Market and contract shelter inflation
It is natural to think that when market rents rise, contract rents will follow with a delay as leases expire and get reset at higher levels. This dynamic is indeed what we saw in 2021–2022. Market rents, as measured by the Zillow Observed Rent Index, started to rise rapidly, and over time CPI shelter inflation followed suit (Figure 2).
The normalization of market rent growth in 2023 led many to expect that growth in contract rents and CPI shelter inflation would soon return to more normal levels by mid-2024. Market rent growth peaked in early 2022 and returned to pre-pandemic levels in August of 2023. CPI shelter inflation peaked 12 months after market rents. This 12-month lag led to some expectation that CPI shelter would return to pre-pandemic levels by the third quarter of 2024.
However, the firm shelter inflation readings at the start of 2024 have led to a rethinking of this forecast. In the 10 months from August 2023 to June 2024, shelter inflation has been 4.4 percent. Thus, shelter inflation would need to be sharply negative in the next two months to get back to its pre-pandemic rate of 3.3 percent.
When will lower market rents translate into lower shelter inflation?
These observations led us to ask how quickly and how closely measures of market rents translate into CPI shelter inflation. To answer that question, we estimate a state-space model that uses several data series as measures of market rents to extract a common tendency in market rents. The estimation calculates the rate at which leases reset to the market rent and takes account of the fact that the housing survey used by the Bureau of Labor Statistics to measure CPI shelter inflation only samples units twice a year.3
Our estimation finds that it takes nearly two years for contract rents to catch up with market rents. This delay reflects the typical term of a lease, but also the possibility that a landlord does not raise the rent immediately all the way to market rate when the lease renews. Because of this estimated lag and the recent dynamics of market rents, our forecast suggests that shelter inflation could stay above 5 percent through the remainder of the year. Moreover, CPI shelter inflation would only approach pre-pandemic levels by the end of 2025, instead of the second half of 2024 (Figure 3).

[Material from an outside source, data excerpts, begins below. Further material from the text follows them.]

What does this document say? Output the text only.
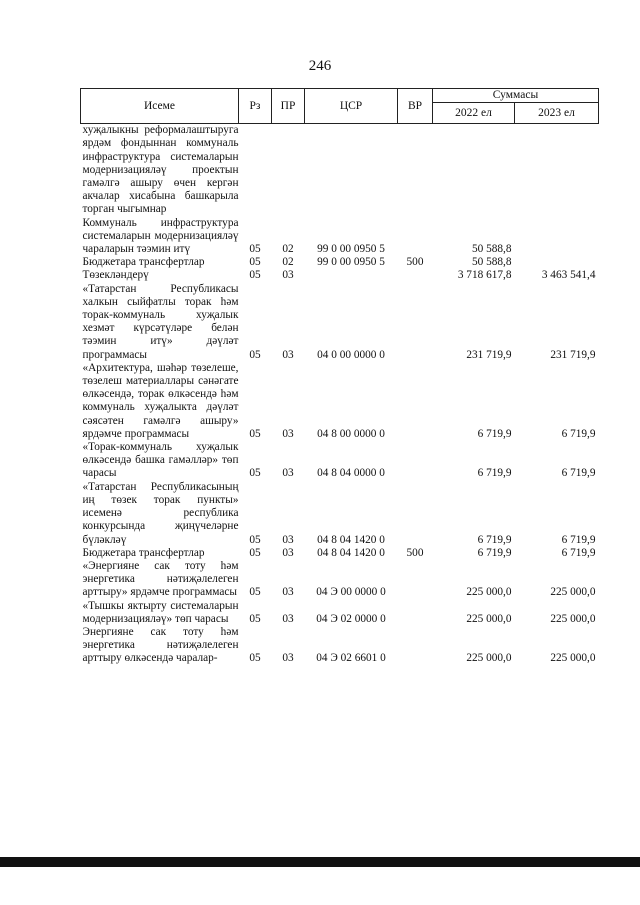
246
Исеме	Рз	ПР	ЦСР	ВР	Суммасы	
					2022 ел	2023 ел
хуҗалыкны реформалаштыруга ярдәм фондыннан коммуналь инфраструктура системаларын модернизацияләү проектын гамәлгә ашыру өчен кергән акчалар хисабына башкарыла торган чыгымнар						
Коммуналь инфраструктура системаларын модернизацияләү чараларын тәэмин итү	05	02	99 0 00 0950 5		50 588,8	
Бюджетара трансфертлар	05	02	99 0 00 0950 5	500	50 588,8	
Төзекләндерү	05	03			3 718 617,8	3 463 541,4
«Татарстан Республикасы халкын сыйфатлы торак һәм торак-коммуналь хуҗалык хезмәт күрсәтүләре белән тәэмин итү» дәүләт программасы	05	03	04 0 00 0000 0		231 719,9	231 719,9
«Архитектура, шәһәр төзелеше, төзелеш материаллары сәнәгате өлкәсендә, торак өлкәсендә һәм коммуналь хуҗалыкта дәүләт сәясәтен гамәлгә ашыру» ярдәмче программасы	05	03	04 8 00 0000 0		6 719,9	6 719,9
«Торак-коммуналь хуҗалык өлкәсендә башка гамәлләр» төп чарасы	05	03	04 8 04 0000 0		6 719,9	6 719,9
«Татарстан Республикасының иң төзек торак пункты» исеменә республика конкурсында җиңүчеләрне бүләкләү	05	03	04 8 04 1420 0		6 719,9	6 719,9
Бюджетара трансфертлар	05	03	04 8 04 1420 0	500	6 719,9	6 719,9
«Энергияне сак тоту һәм энергетика нәтиҗәлелеген арттыру» ярдәмче программасы	05	03	04 Э 00 0000 0		225 000,0	225 000,0
«Тышкы яктырту системаларын модернизацияләү» төп чарасы	05	03	04 Э 02 0000 0		225 000,0	225 000,0
Энергияне сак тоту һәм энергетика нәтиҗәлелеген арттыру өлкәсендә чаралар-	05	03	04 Э 02 6601 0		225 000,0	225 000,0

Shelter inflation and the lags of monetary policy transmission
Milton Friedman famously observed that monetary policy works with long and variable lags. The behavior of shelter inflation provides a window into one source of these lags. Even if monetary policy were to affect market rents instantaneously, the rents measured in the CPI would only gradually reflect these market conditions. In the current context, market rent growth normalized more than a year ago. Yet we are still waiting for the effects to fully materialize in standard measures of inflation.
Endnotes
1 All inflation rates are expressed in 12-month percent changes unless otherwise noted.

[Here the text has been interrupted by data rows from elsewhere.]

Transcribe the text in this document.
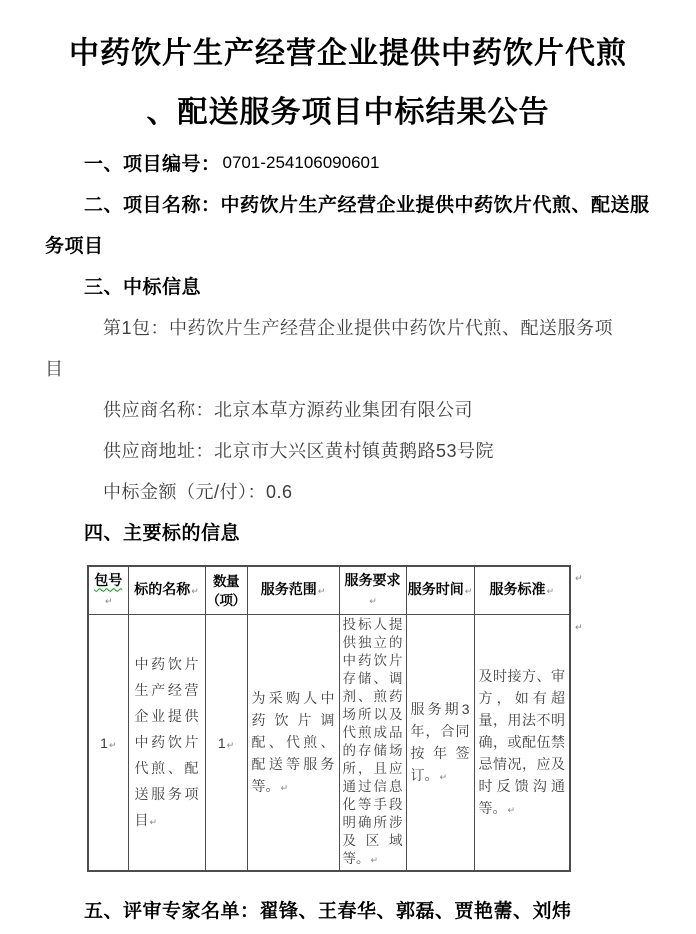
中药饮片生产经营企业提供中药饮片代煎
、配送服务项目中标结果公告
一、项目编号： 0701-254106090601
二、项目名称：中药饮片生产经营企业提供中药饮片代煎、配送服
务项目
三、中标信息
第1包：中药饮片生产经营企业提供中药饮片代煎、配送服务项
目
供应商名称：北京本草方源药业集团有限公司
供应商地址：北京市大兴区黄村镇黄鹅路53号院
中标金额（元/付）：0.6
四、主要标的信息
包号↵	标的名称↵	数量
（项）	服务范围↵	服务要求↵	服务时间↵	服务标准↵
1↵	中药饮片生产经营企业提供中药饮片代煎、配送服务项目↵	1↵	为采购人中药饮片调配、代煎、配送等服务等。↵	投标人提供独立的中药饮片存储、调剂、煎药场所以及代煎成品的存储场所，且应通过信息化等手段明确所涉及区域等。↵	服务期3年，合同按年签订。↵	及时接方、审方，如有超量，用法不明确，或配伍禁忌情况，应及时反馈沟通等。↵
↵
↵
五、评审专家名单：翟锋、王春华、郭磊、贾艳薷、刘炜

2 The core PCE price index is preferred to core CPI given its broader scope and that it better reflects consumer substitution away from goods that become more expensive to goods that become cheaper.
3 We use the Zillow Observed Rent Index and the Bureau of Labor Statistics New Tenant Rent Index as measures of market rents, and the CPI shelter index as a measure of contract rents. The BLS measures shelter inflation by taking the sixth root of six-month changes in rents on individual units. We follow this procedure by treating the CPI shelter index as the sixth root of the six-month change in contract rents.